I hope to whatever deities are listening that someone can take this poor lad and give him a responsible home as soon as possible, I simply cannot fit anyone else in or I'd take him in a heartbeat but unless I get a bigger house 4 cats is my limit for happy territory/space away from each other


----------



## PJCroad&Chico (Jan 21, 2011)

To clarify: he eats meat. As long as it was safe and had all the nutrients, I was going to offer him the choice so it would be his choice, but I could never afford to anyway. And even if I offered him the choice and he chose meat, I would have respected his decision and stuck to meat.


----------



## memmarmite (May 28, 2010)

OP, I hope your kitty finds a good home soon. Apologies for the threadjack that is to follow, I know you feed him meat, this is just a general comment about the whole veg cats thing...

The Beard and I attend a fair few of the vegan food fairs that go on and have seen vegan cat and dog foods sold at many of them. We are both vegan, it's a lifestyle that we love, and when we first talked about getting a cat we did look into the veg-based cat foods on the market. We have, however, gone in completely the other direction with a high meat/grain-free diet and some raw meat.

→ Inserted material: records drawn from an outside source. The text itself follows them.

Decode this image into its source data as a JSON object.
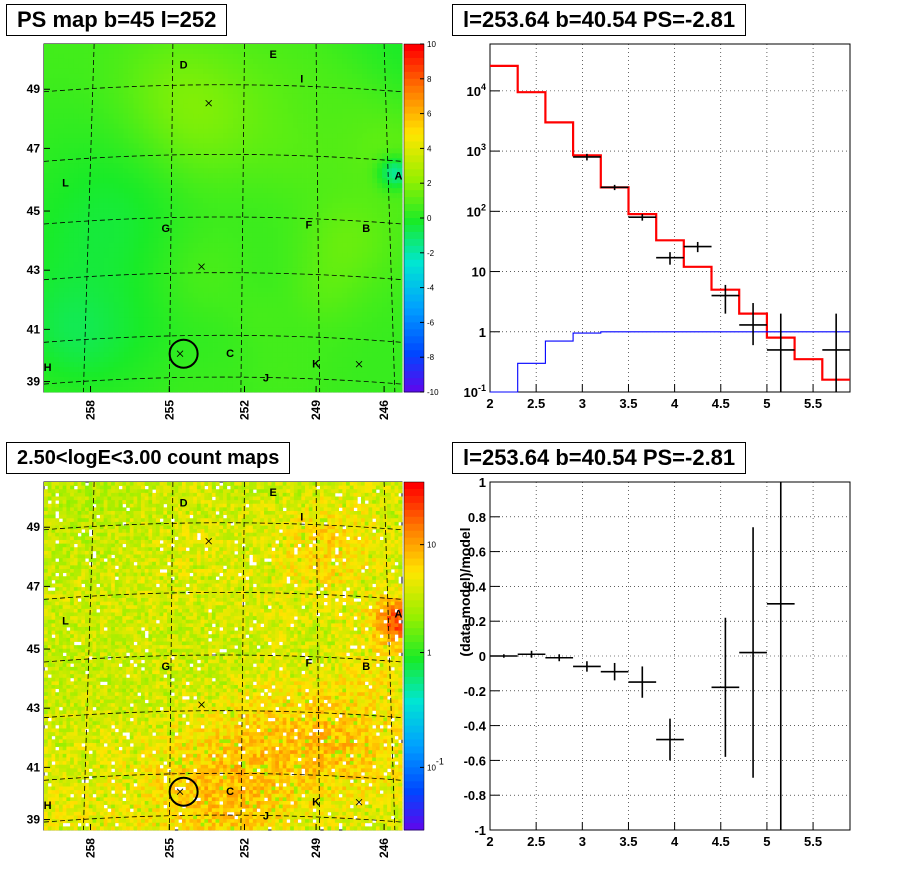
{
  "titles": {
    "ps_map": "PS map b=45 l=252",
    "spectrum": "l=253.64 b=40.54 PS=-2.81",
    "count_map": "2.50<logE<3.00 count maps",
    "residual": "l=253.64 b=40.54 PS=-2.81"
  },
  "colors": {
    "model_line": "#ff0000",
    "background_line": "#0000ff",
    "data_points": "#000000",
    "grid": "#000000"
  },
  "chart_data": [
    {
      "type": "heatmap",
      "name": "ps_map",
      "title": "PS map b=45 l=252",
      "x_ticks": [
        "258",
        "255",
        "252",
        "249",
        "246"
      ],
      "y_ticks": [
        "39",
        "41",
        "43",
        "45",
        "47",
        "49"
      ],
      "colorbar_ticks": [
        "10",
        "8",
        "6",
        "4",
        "2",
        "0",
        "-2",
        "-4",
        "-6",
        "-8",
        "-10"
      ],
      "zlim": [
        -10,
        10
      ],
      "source_labels": [
        "D",
        "E",
        "I",
        "L",
        "A",
        "G",
        "F",
        "B",
        "C",
        "H",
        "J",
        "K"
      ]
    },
    {
      "type": "line",
      "name": "spectrum",
      "title": "l=253.64 b=40.54 PS=-2.81",
      "yscale": "log",
      "xlim": [
        2,
        5.9
      ],
      "ylim": [
        0.1,
        60000
      ],
      "x_ticks": [
        "2",
        "2.5",
        "3",
        "3.5",
        "4",
        "4.5",
        "5",
        "5.5"
      ],
      "y_ticks": [
        "10^-1",
        "1",
        "10",
        "10^2",
        "10^3",
        "10^4"
      ],
      "grid": true,
      "series": [
        {
          "style": "step",
          "color": "#ff0000",
          "bin_edges": [
            2.0,
            2.3,
            2.6,
            2.9,
            3.2,
            3.5,
            3.8,
            4.1,
            4.4,
            4.7,
            5.0,
            5.3,
            5.6,
            5.9
          ],
          "values": [
            26000,
            9500,
            3000,
            850,
            250,
            90,
            33,
            12,
            5,
            2,
            0.8,
            0.35,
            0.16
          ]
        },
        {
          "style": "step",
          "color": "#0000ff",
          "bin_edges": [
            2.0,
            2.3,
            2.6,
            2.9,
            3.2,
            3.5,
            3.8,
            4.1,
            4.4,
            4.7,
            5.0,
            5.3,
            5.6,
            5.9
          ],
          "values": [
            0.05,
            0.3,
            0.7,
            0.95,
            1.0,
            1.0,
            1.0,
            1.0,
            1.0,
            1.0,
            1.0,
            1.0,
            1.0
          ]
        },
        {
          "style": "errorbar",
          "color": "#000000",
          "x": [
            3.05,
            3.35,
            3.65,
            3.95,
            4.25,
            4.55,
            4.85,
            5.15,
            5.75
          ],
          "xerr": 0.15,
          "y": [
            800,
            250,
            80,
            17,
            26,
            4,
            1.3,
            0.5,
            0.5
          ],
          "ylow": [
            700,
            225,
            70,
            13,
            21,
            2,
            0.6,
            0.1,
            0.1
          ],
          "yhigh": [
            900,
            275,
            90,
            21,
            31,
            6,
            3,
            2,
            2
          ]
        }
      ]
    },
    {
      "type": "heatmap",
      "name": "count_map",
      "title": "2.50<logE<3.00 count maps",
      "x_ticks": [
        "258",
        "255",
        "252",
        "249",
        "246"
      ],
      "y_ticks": [
        "39",
        "41",
        "43",
        "45",
        "47",
        "49"
      ],
      "colorbar_ticks": [
        "10",
        "1",
        "10^-1"
      ],
      "zscale": "log",
      "source_labels": [
        "D",
        "E",
        "I",
        "L",
        "A",
        "G",
        "F",
        "B",
        "C",
        "H",
        "J",
        "K"
      ]
    },
    {
      "type": "scatter",
      "name": "residual",
      "title": "l=253.64 b=40.54 PS=-2.81",
      "ylabel": "(data-model)/model",
      "xlim": [
        2,
        5.9
      ],
      "ylim": [
        -1,
        1
      ],
      "x_ticks": [
        "2",
        "2.5",
        "3",
        "3.5",
        "4",
        "4.5",
        "5",
        "5.5"
      ],
      "y_ticks": [
        "1",
        "0.8",
        "0.6",
        "0.4",
        "0.2",
        "0",
        "-0.2",
        "-0.4",
        "-0.6",
        "-0.8",
        "-1"
      ],
      "grid": true,
      "x": [
        2.15,
        2.45,
        2.75,
        3.05,
        3.35,
        3.65,
        3.95,
        4.55,
        4.85,
        5.15
      ],
      "xerr": 0.15,
      "y": [
        0.0,
        0.01,
        -0.01,
        -0.06,
        -0.09,
        -0.15,
        -0.48,
        -0.18,
        0.02,
        0.3
      ],
      "yerr": [
        0.01,
        0.02,
        0.02,
        0.03,
        0.05,
        0.09,
        0.12,
        0.4,
        0.72,
        1.5
      ]
    }
  ]
}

The thought behind this was that we would never in a million years impose a carnivorous diet on a herbivore; why on earth would we consider imposing a herbivorous diet on a carnivore? It just seems all wrong. Humans are omnivores, we are designed to be adaptable and opportunistic, which means we can live quite comfortably on a wide variety of different diets. Cats do not have this going for them. Even with the correct nutrients added in, the difficulty in processing the food itself (seeing as it is NOT what the feline digestive system is designed to handle) means that the bioavailability of such nutrients is poor.

I don't like that the only evidence in favour of veg cat food is strictly anecdotal. It makes me feel quite uncomfortable that people are using this to make dietary choices for their pets. "I feed my cat such-and-such and she's not ill" (yet) does NOT equate to hard evidence.

*tl;dr:* Vegans who push veggie cat food make a bad name for us all. Furthermore, PETA are knobs. I'm taking my ranting hat off now, kthx.


----------



## PJCroad&Chico (Jan 21, 2011)

memmarmite said:


> OP, I hope your kitty finds a good home soon. Apologies for the threadjack that is to follow, I know you feed him meat, this is just a general comment about the whole veg cats thing...
> 
> The Beard and I attend a fair few of the vegan food fairs that go on and have seen vegan cat and dog foods sold at many of them. We are both vegan, it's a lifestyle that we love, and when we first talked about getting a cat we did look into the veg-based cat foods on the market. We have, however, gone in completely the other direction with a high meat/grain-free diet and some raw meat.
> 
> ...


I agree about PETA. They even end up annoying vegans.

Also I was never going to impose any vegetarian food on my cat, even if there was proper evidence for something with proper nutrients. I would have given him the choice, and if he'd had gone for the meat (as cats generally do, though he did once lick a mess tin that had had pasta and pasta sauce in it), respected his decision and carried on feeding him meat.


----------